We know that there once was an Iranian nuclear weapons programme, but that was under the Shah, whom Washington was grooming as the policeman of the Gulf. After the revolution of 1979 the new leader of the Islamic Republic of Iran, Ayatollah Ruhollah Khomeini, cancelled that programme on the grounds that weapons of mass destruction were un-Islamic, although he retained the peaceful nuclear power programme.

Then came the Iraq-Iran war of 1980-88, in which the United States ultimately backed Saddam Hussein although he had clearly started the war, and despite the fact that he was known to be working on nuclear weapons. Despite their Islamic reservations, the Iranian ayatollahs sanctioned the re-starting of the Shah’s nuclear weapons programme in 1984 to counter that threat. That is when they began work on the uranium enrichment plant at Natanz that figures in so many American accusations.

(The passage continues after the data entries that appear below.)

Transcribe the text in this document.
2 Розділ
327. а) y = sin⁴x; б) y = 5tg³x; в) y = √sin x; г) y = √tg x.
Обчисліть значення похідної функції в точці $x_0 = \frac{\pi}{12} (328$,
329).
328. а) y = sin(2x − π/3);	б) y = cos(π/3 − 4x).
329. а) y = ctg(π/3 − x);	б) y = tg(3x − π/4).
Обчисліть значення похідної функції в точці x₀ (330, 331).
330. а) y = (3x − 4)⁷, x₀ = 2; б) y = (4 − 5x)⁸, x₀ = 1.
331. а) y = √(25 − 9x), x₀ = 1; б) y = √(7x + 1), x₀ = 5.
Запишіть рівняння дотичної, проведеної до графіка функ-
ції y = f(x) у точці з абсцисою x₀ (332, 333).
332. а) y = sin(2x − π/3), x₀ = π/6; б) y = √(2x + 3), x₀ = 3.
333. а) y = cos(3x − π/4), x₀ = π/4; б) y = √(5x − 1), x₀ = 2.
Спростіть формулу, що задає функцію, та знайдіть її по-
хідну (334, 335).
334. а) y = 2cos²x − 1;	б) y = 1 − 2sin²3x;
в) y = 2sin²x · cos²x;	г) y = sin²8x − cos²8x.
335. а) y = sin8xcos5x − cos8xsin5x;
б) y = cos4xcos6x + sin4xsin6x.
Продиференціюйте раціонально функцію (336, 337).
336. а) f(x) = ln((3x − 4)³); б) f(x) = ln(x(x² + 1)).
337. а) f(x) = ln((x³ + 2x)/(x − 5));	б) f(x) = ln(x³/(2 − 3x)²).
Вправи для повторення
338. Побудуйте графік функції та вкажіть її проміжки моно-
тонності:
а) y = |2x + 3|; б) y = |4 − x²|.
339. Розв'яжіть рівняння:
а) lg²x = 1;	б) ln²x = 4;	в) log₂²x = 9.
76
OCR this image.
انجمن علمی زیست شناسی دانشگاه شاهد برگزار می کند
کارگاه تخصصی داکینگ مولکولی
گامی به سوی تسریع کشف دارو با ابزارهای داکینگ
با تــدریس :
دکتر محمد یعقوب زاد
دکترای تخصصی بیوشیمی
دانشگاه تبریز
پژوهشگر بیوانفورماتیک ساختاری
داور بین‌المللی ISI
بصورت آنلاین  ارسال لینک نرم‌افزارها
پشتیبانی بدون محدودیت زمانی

When peace returned in 1988, work at Natanz slowed to a crawl. After Saddam Hussein’s foolish invasion of Kuwait in 1990 led to his defeat in the first Gulf War, and United Nations inspectors dismantled all of his nuclear facilities, Natanz seems to have stopped functioning entirely. It was only in 1999 or 2000 that work started there again – and in 2002 an Iranian opposition group, the National Council of Resistance of Iran, a political front for the outlawed terrorist organisation Mujaheddin-e-Khalq, revealed what was going on at Natanz.

The construction of Natanz began in secret, because in 1984 there were daily Iraqi air-raids across the country. It remained secret because there was no legal requirement to reveal its existence to the International Atomic Energy Agency (IAEA) until six months before it began to process nuclear fuel, and Iran had reason to fear an Israeli attack on the facility. Iran was embarrassed when the secret was revealed and immediately suspended work at Natanz for three years, but it is not illegal and it does not prove that Iran is currently seeking nuclear weapons.

Many countries have similar enrichment facilities to upgrade uranium as fuel for nuclear reactors, and that is what Iran now says it is doing, too. If the Iranian government also knows that, in a crisis, it could run the fuel through the centrifuges more times and turn it into weapons-grade uranium, well, so do lots of other governments. It is called a “threshold” nuclear weapons capability, and it is a very popular option.

The IAEA found no evidence that Iran is working on nuclear weapons, which is why since 2005 the issue has been transferred to the UN Security Council, where political rather than legal issues determine the outcome. The Security Council has imposed mild sanctions on Iran and the United States is pressing hard for much harsher ones. It also threatens to use force against Iran, but for all the over-heated rhetoric there is still no evidence that Iran is doing anything illegal.

Why did it re-start work at Natanz seven or eight years ago? Probably in response to Pakistan’s nuclear weapons tests in 1998 and the subsequent overthrow of the elected government there. Iran is Shia, Pakistan is largely Sunni and home to some quite militant extremists. They are not in power now, but Iranians worry that one day they might be, so they are taking out an insurance policy.

The enrichment facilities may be solely for peaceful nuclear power now, but they would give Iran the ability to build its own nuclear deterrent much more quickly in a panic. And if it had nuclear weapons, would it really “threaten the world,” as Presidents Bush and Sarkozy allege? Why would it do that? And how could it hope to escape crushing retaliation if it did?

President Ahmadinejad is a profound embarrassment to his country, but the grown-ups are still in charge in Iran.